Unravel the landscape and pulses of cycling activities from a dockless bike-sharing system

Abstract

The recent boom of sharing economy along with its technological underpinnings have brought new opportunities to urban transport ecosystems. Today, a new mobility option that provides station-less bike rental services is emerging. While previous studies mainly focus on analyzing station-based systems, little is known about how this new mobility service is used in cities. This research proposes an analytical framework to unravel the landscape and pulses of cycling activities from a dockless bike-sharing system. Using a four-month GPS dataset collected from a major bike-sharing operator in Singapore, we reconstruct the temporal usage patterns of shared bikes at different places and apply an eigendecomposition approach to uncover their hidden structures. Several key built environment indicators are then derived and correlated with bicycle usage patterns. According to the analysis results, cycling activities on weekdays possess a variety of temporal profiles at both trip origins and destinations, highlighting substantial variations of bicycle usage across urban locations. Strikingly, a significant proportion of these variations is explained by the cycling activeness in the early morning.

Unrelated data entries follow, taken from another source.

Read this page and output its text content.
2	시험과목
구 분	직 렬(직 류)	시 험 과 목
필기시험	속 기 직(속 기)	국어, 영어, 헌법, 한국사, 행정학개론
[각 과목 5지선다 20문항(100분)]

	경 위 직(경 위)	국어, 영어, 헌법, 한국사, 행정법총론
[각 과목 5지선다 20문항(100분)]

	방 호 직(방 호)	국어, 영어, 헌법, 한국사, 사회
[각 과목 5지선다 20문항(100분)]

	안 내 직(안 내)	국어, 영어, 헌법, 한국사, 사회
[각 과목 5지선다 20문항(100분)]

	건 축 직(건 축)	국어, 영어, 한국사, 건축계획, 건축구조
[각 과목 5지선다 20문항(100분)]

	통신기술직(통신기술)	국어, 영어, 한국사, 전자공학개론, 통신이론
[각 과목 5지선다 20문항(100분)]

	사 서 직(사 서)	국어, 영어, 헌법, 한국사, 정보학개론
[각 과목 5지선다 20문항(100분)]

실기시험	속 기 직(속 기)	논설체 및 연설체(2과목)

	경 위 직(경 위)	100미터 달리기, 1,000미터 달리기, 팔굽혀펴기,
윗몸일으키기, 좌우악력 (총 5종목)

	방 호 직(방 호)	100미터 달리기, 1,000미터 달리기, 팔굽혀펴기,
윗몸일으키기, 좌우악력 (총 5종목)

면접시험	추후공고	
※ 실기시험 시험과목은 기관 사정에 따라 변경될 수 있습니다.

On weekends, the overall variations are much smaller, indicating a more uniform distribution of temporal patterns across the city. The correlation analysis reveals the role of shared bikes in facilitating the first- and last-mile trips, while the contribution of the latter (last-mile) is observed to a limited extent. Some built environment indicators, such as residential density, commercial density, and number of road intersections, are correlated with the temporal usage patterns. While others, such as land use mixture and length of cycling path, seem to have less impact. The study demonstrates the effectiveness of eigendecomposition for uncovering the system dynamics. The workflow developed in this research can be applied in other cities to understand this new-generation system as well as the implications for urban design and transport planning.